À ce modèle syntaxique rendant compte de l’articulation des éléments d’un support, donc des trajectoires de lecture, apparait nécessaire l’adjonction d’une typologie d’ordre pragmatique, distinguant l’organisation des supports suivant les relations qu’ils visent à instaurer avec les lecteur·ice·s et leur environnement. De fait, une des particularités du journal est sa relation fondamentale au réel immédiat, et son hyper complexité syntaxique, en tant que support, tient à ce qu’il entend se déployer sur tous les fronts de la communication. Le journal recueille une série d’énoncés qui parlent de l’actualité et représentent le monde du lecteur, certes, mais plus encore, il se rend capable d’instaurer une relation active et embrayée avec le réel à tous les échelons imaginables de cette relation. Ainsi que le montre le tableau 2, le journal est à nouveau classable dans toutes les cases : en tant que recueil polyphonique et polygénérique, en tant qu’objet du quotidien, lié à toutes les dimensions du quotidien, il est apte à fédérer toutes les dimensions de la communication imprimée.
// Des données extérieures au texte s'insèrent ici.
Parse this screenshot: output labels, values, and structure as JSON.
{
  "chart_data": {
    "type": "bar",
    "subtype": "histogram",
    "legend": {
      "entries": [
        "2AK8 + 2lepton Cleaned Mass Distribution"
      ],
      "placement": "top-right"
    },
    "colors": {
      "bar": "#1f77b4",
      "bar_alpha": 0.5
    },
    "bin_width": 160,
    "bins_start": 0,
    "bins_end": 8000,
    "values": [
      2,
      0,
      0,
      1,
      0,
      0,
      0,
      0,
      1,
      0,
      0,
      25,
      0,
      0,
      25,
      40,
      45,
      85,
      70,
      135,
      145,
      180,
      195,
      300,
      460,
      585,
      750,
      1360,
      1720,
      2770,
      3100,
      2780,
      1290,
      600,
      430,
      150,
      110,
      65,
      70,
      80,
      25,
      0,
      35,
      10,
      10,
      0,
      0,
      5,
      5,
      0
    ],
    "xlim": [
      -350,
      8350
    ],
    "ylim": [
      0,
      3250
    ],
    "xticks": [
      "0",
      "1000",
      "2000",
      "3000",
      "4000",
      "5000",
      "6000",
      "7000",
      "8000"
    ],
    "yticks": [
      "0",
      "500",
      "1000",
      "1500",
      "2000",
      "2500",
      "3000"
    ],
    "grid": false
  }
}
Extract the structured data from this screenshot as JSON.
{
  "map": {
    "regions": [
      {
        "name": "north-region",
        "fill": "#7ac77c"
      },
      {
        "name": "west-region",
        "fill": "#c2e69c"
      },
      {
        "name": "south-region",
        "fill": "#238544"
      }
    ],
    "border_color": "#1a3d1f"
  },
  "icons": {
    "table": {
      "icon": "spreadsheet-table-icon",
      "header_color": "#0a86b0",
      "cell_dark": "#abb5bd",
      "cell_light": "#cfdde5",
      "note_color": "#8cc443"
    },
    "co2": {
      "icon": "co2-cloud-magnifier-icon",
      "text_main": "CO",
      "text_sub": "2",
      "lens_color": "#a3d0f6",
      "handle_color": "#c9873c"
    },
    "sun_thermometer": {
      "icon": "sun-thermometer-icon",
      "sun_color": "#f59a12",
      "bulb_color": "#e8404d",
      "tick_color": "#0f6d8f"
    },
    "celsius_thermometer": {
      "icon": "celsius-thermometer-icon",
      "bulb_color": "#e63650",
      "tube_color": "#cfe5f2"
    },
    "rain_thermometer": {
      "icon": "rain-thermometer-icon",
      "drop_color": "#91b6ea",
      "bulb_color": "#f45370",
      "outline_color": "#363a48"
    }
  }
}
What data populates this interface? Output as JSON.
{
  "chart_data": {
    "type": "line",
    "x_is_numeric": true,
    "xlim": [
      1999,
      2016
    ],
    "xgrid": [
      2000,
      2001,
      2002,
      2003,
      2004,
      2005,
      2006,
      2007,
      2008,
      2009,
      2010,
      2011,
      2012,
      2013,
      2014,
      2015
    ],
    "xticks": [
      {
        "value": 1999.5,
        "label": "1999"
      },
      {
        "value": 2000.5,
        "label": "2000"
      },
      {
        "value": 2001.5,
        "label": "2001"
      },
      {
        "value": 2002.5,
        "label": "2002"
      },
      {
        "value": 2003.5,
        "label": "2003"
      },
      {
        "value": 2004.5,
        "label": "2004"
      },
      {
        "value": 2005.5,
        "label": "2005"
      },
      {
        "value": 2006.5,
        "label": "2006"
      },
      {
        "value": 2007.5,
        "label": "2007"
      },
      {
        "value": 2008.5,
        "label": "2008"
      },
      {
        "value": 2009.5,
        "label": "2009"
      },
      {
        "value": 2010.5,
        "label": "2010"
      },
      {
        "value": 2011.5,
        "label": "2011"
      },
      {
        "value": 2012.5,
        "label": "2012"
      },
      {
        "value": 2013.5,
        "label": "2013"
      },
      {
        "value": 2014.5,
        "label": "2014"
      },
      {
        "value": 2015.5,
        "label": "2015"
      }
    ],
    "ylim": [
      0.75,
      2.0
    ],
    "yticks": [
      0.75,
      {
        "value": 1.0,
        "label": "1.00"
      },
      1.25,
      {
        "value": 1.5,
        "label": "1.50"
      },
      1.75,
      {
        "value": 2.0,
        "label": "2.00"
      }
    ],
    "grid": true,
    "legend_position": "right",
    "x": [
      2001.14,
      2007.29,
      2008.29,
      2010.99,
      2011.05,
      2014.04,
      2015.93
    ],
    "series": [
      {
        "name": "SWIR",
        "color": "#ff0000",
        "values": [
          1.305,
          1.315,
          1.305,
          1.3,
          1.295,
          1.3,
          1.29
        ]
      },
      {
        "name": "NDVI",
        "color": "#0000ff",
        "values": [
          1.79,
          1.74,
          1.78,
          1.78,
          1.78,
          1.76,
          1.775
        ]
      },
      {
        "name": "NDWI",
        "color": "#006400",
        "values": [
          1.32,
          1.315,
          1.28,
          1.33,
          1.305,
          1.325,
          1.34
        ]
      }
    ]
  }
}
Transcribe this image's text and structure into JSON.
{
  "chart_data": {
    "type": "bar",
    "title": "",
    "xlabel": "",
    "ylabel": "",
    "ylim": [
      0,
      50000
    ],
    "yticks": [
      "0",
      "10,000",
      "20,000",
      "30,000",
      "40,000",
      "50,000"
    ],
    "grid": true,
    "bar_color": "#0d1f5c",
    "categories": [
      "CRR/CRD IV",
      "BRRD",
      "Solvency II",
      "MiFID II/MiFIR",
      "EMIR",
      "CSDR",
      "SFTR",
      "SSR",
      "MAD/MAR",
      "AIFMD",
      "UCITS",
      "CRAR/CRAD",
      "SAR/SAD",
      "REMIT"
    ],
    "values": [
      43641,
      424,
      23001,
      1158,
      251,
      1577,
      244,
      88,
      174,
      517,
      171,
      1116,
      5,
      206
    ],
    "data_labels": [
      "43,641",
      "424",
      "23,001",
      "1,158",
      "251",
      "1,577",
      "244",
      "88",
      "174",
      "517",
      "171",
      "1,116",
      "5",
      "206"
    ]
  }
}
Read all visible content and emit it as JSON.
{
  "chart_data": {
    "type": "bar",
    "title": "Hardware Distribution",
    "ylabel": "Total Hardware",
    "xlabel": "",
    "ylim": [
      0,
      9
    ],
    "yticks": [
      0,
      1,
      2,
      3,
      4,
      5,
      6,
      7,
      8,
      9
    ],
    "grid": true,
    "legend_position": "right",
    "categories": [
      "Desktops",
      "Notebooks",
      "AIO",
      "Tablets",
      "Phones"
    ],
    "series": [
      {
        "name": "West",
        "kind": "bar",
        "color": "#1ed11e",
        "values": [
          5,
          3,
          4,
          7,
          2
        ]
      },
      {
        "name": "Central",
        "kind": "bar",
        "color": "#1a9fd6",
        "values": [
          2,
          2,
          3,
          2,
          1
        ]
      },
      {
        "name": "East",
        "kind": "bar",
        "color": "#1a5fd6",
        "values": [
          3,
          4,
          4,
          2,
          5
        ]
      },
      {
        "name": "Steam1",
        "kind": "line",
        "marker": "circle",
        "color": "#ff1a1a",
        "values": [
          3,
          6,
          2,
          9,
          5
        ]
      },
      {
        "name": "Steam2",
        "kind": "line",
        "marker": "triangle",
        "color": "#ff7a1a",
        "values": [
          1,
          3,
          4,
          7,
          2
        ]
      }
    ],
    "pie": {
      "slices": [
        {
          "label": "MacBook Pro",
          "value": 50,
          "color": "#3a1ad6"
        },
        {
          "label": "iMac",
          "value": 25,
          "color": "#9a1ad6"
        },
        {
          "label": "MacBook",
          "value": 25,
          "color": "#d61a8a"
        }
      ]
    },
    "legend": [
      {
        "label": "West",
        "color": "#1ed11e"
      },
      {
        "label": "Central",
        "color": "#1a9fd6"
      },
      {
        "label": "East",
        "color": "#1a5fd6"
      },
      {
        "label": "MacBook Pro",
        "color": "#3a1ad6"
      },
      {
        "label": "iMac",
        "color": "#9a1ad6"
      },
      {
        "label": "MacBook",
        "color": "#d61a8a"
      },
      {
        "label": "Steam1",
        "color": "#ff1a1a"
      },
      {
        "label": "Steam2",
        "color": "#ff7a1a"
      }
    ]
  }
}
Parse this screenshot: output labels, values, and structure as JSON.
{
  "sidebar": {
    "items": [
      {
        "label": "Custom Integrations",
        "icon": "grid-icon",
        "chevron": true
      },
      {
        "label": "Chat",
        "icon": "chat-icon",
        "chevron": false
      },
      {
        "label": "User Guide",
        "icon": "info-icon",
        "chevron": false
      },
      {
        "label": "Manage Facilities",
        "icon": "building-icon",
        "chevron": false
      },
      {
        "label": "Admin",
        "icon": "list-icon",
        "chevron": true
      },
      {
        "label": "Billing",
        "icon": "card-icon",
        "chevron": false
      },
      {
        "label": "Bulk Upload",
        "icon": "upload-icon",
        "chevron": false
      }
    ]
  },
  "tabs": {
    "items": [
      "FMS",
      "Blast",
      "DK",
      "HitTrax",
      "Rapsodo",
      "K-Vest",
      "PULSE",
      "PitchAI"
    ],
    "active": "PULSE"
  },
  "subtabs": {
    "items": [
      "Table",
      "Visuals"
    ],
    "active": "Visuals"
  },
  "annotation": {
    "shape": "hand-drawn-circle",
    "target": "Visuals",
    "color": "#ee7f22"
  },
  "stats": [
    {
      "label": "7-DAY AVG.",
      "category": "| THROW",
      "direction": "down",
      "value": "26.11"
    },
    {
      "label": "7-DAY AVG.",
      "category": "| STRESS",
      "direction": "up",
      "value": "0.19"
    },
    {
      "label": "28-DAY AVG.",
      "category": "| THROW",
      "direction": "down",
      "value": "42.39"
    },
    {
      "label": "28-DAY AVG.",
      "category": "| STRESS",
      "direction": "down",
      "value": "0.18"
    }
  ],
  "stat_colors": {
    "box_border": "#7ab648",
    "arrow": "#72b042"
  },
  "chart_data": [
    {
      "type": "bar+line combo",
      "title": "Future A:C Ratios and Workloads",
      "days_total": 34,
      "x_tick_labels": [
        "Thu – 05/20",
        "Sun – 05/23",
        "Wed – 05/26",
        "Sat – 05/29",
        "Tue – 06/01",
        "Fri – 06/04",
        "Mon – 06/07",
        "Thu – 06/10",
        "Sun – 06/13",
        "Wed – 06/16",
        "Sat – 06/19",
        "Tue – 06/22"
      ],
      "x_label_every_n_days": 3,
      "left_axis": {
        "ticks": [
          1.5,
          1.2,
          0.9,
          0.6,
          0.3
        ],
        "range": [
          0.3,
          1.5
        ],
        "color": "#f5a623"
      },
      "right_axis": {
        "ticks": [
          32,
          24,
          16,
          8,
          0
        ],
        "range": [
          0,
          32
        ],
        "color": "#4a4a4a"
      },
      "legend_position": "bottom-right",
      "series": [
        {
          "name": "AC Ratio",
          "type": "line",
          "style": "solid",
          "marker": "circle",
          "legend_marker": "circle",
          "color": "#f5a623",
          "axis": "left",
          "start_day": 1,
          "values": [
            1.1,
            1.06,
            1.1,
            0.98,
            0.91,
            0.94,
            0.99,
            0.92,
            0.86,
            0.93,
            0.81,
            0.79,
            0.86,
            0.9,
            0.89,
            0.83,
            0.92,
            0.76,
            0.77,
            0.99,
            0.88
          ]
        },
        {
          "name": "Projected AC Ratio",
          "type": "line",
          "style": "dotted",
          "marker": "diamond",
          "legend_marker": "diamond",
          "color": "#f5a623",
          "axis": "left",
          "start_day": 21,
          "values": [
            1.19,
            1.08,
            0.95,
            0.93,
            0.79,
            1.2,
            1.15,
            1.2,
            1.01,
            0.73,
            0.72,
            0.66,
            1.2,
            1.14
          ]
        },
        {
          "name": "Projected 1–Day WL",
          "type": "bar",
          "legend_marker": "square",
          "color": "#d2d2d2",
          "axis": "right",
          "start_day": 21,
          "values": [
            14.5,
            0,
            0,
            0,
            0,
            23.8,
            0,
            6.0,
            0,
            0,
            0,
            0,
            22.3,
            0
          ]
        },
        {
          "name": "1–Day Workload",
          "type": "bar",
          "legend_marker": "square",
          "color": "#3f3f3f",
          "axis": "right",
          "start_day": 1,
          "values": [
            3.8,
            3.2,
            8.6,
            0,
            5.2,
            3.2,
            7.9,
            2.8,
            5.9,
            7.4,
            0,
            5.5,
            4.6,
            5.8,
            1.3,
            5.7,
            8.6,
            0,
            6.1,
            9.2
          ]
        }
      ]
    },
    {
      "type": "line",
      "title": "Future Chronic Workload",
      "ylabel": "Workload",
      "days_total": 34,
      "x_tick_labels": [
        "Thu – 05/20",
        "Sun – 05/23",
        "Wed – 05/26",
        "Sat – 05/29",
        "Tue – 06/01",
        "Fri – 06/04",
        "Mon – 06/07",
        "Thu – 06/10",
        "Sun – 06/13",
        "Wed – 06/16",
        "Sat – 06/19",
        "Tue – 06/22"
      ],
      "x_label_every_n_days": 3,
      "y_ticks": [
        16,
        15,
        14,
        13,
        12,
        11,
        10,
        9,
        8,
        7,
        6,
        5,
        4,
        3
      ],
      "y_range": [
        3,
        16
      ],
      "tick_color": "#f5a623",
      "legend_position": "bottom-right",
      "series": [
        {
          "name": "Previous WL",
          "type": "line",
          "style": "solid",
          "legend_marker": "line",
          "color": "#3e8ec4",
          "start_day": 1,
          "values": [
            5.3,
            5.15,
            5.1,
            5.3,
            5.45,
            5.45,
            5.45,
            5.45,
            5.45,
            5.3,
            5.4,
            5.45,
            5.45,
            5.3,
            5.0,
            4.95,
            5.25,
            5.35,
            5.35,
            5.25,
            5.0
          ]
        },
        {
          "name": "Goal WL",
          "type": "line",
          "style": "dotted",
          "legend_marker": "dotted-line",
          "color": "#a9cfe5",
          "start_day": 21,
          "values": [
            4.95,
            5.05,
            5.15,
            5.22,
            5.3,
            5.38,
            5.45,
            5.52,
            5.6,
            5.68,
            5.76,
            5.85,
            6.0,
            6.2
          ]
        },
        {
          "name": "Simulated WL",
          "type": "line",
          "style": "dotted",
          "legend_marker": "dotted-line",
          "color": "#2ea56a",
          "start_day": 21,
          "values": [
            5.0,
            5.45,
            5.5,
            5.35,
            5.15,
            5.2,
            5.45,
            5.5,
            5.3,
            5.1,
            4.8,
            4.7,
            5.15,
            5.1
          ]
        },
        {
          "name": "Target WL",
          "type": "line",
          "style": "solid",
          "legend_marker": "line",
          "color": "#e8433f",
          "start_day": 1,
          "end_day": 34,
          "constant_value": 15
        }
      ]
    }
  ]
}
Tableau présentant les typologies en relation avec des applications pragmatiques.

Fig. 2 : Essai de typologie des relations pragmatiques

Le journal comme coulée de texte

Ces modèles synchroniques rendent cependant compte d’un journal idéal ou, au moins, d’un journal plutôt récent, ayant pris conscience de ses immenses potentialités communicationnelles. En effet, au 19e siècle, le journal repose sur un modèle d’organisation linéaire et vertical et ne fait pas de sa surface un terrain de jeu ni de va-et-vient. C’est ce qui permet à Alain Vaillant dans la Civilisation du journal de rédiger un article sur la « Mise en page » du journal, et non sur la syntaxe générale du support « journal » puisque les deux échelons (page et support) se confondent dans une logique de « coulée » textuelle glissant d’une colonne à l’autre, sur la page, et au fil des pages :

La page de journal (ou la double page, lorsque le journal est ouvert et tenu à deux mains par le lecteur, comme le représentent tant de tableaux) est en effet, non seulement par la quantité de signes qu’elle offre au regard, mais par ses dimensions mêmes, un immense espace, concurrençant l’espace de la vie réelle, dans lequel le lecteur est littéralement invité à se plonger. De ce point de vue, le journal inverse le processus de lecture […] alors que l’œil d’un lecteur expérimenté circule sans peine, du fait des mouvements inconscients de sa pupille, d’un bout à l’autre d’une page de livre, il est littéralement submergé par l’étendue du journal, il doit entrer dans le journal comme dans un espace virtuel10.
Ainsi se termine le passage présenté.